Topic Modeling
Version:
Current
Last modified: January 11, 2021
Use Topic Modeling to identify and categorize topics in a body of text.
The content on this page is available in all supported languages via the language toggle on the top-right of the page.
Tool Components
The Topic Modeling tool has three anchors:
- Input anchor: Use the input anchor to connect the text data you want to analyze.
- "D" anchor: Use the output anchor to pass the data you've analyzed downstream.
- "R" anchor: Use the "R" anchor to view a report of the analysis.
Configure the Tool
- Add a Topic Modeling tool to the canvas.
- Use the anchor to connect the Topic Modeling tool to the text data you want to use in the workflow.

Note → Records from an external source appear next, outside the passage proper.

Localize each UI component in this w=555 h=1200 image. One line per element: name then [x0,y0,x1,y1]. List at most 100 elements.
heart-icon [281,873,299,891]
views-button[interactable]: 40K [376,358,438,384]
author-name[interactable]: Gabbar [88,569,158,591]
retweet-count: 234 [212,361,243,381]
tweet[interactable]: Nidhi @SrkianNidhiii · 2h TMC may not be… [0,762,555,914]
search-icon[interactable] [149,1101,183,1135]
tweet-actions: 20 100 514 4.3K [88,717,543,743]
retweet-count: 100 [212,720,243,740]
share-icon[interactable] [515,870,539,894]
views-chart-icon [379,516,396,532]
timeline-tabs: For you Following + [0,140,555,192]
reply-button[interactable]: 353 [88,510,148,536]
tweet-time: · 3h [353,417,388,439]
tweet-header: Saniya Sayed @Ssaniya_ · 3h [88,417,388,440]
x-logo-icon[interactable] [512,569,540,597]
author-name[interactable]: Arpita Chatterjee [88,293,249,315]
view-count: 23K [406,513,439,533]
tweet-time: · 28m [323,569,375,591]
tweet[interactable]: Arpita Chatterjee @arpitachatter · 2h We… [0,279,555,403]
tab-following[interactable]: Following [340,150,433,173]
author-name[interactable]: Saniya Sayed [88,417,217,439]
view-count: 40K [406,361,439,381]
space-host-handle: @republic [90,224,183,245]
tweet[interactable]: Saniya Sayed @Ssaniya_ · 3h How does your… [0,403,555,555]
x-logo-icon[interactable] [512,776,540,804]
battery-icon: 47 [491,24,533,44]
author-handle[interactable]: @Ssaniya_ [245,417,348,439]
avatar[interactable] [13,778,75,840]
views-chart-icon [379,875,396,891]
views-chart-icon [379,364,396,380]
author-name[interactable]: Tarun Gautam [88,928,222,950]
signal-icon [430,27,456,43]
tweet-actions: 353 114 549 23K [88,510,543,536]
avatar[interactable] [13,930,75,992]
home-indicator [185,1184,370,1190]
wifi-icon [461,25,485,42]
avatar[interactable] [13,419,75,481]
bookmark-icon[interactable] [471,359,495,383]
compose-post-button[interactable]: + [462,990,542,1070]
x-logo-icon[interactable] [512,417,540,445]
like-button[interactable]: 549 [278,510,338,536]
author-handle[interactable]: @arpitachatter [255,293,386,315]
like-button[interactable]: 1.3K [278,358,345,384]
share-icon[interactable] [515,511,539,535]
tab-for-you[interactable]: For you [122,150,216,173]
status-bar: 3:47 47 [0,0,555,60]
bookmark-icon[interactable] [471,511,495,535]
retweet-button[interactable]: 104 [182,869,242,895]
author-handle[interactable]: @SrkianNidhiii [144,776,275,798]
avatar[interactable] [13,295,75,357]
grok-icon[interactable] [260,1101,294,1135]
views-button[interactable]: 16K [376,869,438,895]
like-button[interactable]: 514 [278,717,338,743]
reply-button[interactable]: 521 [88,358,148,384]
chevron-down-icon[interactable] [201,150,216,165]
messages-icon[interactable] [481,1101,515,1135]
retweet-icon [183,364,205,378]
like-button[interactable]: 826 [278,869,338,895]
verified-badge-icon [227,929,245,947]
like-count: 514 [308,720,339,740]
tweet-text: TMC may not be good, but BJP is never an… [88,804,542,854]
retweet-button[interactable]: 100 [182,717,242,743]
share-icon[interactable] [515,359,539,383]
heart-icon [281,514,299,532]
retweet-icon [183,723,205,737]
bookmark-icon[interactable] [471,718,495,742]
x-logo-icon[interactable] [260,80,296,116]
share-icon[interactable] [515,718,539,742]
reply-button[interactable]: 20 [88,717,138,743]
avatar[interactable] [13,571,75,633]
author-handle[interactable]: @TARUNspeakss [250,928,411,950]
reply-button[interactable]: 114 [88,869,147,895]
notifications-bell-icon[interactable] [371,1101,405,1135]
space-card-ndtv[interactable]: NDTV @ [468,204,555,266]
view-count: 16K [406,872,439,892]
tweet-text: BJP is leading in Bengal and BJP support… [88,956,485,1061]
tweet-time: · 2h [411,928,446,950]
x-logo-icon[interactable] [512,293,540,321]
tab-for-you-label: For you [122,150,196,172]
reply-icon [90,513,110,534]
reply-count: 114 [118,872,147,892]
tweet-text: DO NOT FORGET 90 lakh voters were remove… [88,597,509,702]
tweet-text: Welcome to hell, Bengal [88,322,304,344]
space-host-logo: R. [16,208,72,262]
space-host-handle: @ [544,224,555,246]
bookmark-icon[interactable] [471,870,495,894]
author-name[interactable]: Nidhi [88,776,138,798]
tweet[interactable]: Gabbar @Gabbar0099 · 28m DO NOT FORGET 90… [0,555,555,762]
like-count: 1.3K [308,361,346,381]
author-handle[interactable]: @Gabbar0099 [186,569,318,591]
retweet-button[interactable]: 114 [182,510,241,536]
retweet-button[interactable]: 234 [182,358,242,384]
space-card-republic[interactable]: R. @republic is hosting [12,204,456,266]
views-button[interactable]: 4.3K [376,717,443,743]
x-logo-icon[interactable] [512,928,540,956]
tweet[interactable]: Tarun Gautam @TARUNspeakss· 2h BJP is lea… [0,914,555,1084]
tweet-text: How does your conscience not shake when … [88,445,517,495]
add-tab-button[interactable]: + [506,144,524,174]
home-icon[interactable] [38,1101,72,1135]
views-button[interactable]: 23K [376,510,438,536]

- Select the Text Field you want to analyze.
- Specify the Number of Topics you want to model.
- In the Output Options section, select the kind of output you want:
- The Interactive Chart option generates an interactive report that includes two charts: Top-30 Most Salient Terms and Intertopic Distance Map.
- The Word Relevance Summary option generates a static report with measures of each term's salience to the model and relevance to each topic.
- Run the workflow.
Advanced Options
The Topic Modeling tool has some advanced options.
Dictionary Options
Name | Description | Options | Recommended Option |
---|---|---|---|
Min Frequency | Min Frequency is the minimum frequency at which a word can appear in a body of text before the LDA tool ignores the word, where frequency is measured by the number of documents containing a word divided by the total number of documents in the body of text. |
|
0.01 |
Max Frequency | Max Frequency is the maximum frequency at which a word can appear in a body of text before the LDA tool ignores the word, where frequency is measured by the number of documents containing a word divided by the total number of documents in the body of text. |
|
0.8 |
Max Words | Max Words specifies how many words you want the LDA algorithm to consider, based on how frequently the words appear across all the documents. |
|
0 |
LDA Options
Name | Description | Options | Recommended Option |
---|---|---|---|
Alpha | Alpha represents the density of topics the algorithm should expect in each document. Increasing Alpha allows the algorithm to recognize a greater number of distinct topics in a document. Decreasing Alpha limits the number of topics the algorithm recognizes in each document. | Number | None |
Eta | Eta represents the density of words needed to make up a topic. Increasing Eta increases the number of words needed to identify a topic. Decreasing Eta reduces the number of words needed to identify a topic. | Number | >= 0 |
Output
The Topic Modeling tool outputs a new column for each topic. The columns represent the degree to which each topic is present in the text associated with each row.